O Ministério da Fazenda ressaltou que a iniciativa é uma resposta direta às dificuldades enfrentadas por essas cooperativas. A intenção é assegurar que eles continuem funcionando sem interrupções. Sem esse suporte financeiro, a cadeia produtiva poderia sofrer sérias consequências, como atrasos nos pagamentos aos agricultores, redução na produção e até a perda de empregos em comunidades rurais.
Para ter acesso a essa linha de crédito, as cooperativas precisam demonstrar dificuldades financeiras e estar ativamente inscritas em programas governamentais que visem o fortalecimento da agricultura familiar. Os empréstimos podem ser solicitados em instituições bancárias e, entre as condições estabelecidas, destacam-se um prazo total de até seis anos para o pagamento, um período de carência de até um ano para o início da quitação do principal e taxas de juros a 8% ao ano.

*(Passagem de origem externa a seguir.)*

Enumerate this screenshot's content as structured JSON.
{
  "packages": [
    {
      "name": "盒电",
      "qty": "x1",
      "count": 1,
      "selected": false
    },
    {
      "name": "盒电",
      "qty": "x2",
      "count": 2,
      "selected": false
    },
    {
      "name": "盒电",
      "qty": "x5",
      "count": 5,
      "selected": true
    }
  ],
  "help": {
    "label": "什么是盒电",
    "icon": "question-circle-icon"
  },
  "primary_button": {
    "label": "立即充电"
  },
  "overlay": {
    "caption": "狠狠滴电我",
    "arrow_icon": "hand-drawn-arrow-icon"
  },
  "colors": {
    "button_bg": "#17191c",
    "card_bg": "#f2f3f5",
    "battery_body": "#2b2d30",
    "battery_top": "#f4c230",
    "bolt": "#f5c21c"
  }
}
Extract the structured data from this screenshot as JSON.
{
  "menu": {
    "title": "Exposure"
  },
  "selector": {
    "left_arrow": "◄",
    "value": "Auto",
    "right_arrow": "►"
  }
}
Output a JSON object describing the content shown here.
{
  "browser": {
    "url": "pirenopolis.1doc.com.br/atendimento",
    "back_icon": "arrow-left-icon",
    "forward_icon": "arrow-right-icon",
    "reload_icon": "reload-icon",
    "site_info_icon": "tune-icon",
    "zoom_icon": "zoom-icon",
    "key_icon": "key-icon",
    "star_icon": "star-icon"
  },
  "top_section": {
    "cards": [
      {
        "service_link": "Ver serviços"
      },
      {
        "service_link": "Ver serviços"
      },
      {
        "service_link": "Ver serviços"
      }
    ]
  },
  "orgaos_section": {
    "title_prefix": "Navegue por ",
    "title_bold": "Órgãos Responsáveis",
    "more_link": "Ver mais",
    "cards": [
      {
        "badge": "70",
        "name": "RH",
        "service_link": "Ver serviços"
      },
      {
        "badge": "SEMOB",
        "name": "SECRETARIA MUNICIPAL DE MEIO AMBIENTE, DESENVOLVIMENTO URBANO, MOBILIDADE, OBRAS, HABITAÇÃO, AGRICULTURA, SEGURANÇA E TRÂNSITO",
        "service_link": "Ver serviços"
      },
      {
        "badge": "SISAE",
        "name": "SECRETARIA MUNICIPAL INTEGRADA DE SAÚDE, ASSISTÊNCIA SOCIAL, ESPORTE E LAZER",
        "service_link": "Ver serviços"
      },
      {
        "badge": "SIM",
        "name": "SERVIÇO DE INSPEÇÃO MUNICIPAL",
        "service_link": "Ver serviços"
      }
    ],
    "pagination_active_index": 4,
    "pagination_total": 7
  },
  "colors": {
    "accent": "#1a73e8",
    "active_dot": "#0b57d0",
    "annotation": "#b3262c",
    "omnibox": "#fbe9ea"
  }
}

Cada cooperativa pode contrair até R$ 40 milhões, enquanto cada cooperado pode receber até R$ 90 mil.
O governo espera que essa medida traga resultados positivos não apenas para as cooperativas, mas também para os pequenos agricultores que delas dependem, garantindo a continuidade das atividades e a preservação dos empregos no setor rural. Com um maior acesso ao crédito, a expectativa é manter o abastecimento de alimentos e reforçar a renda das famílias no campo, contribuindo assim para a segurança alimentar das comunidades e da sociedade como um todo.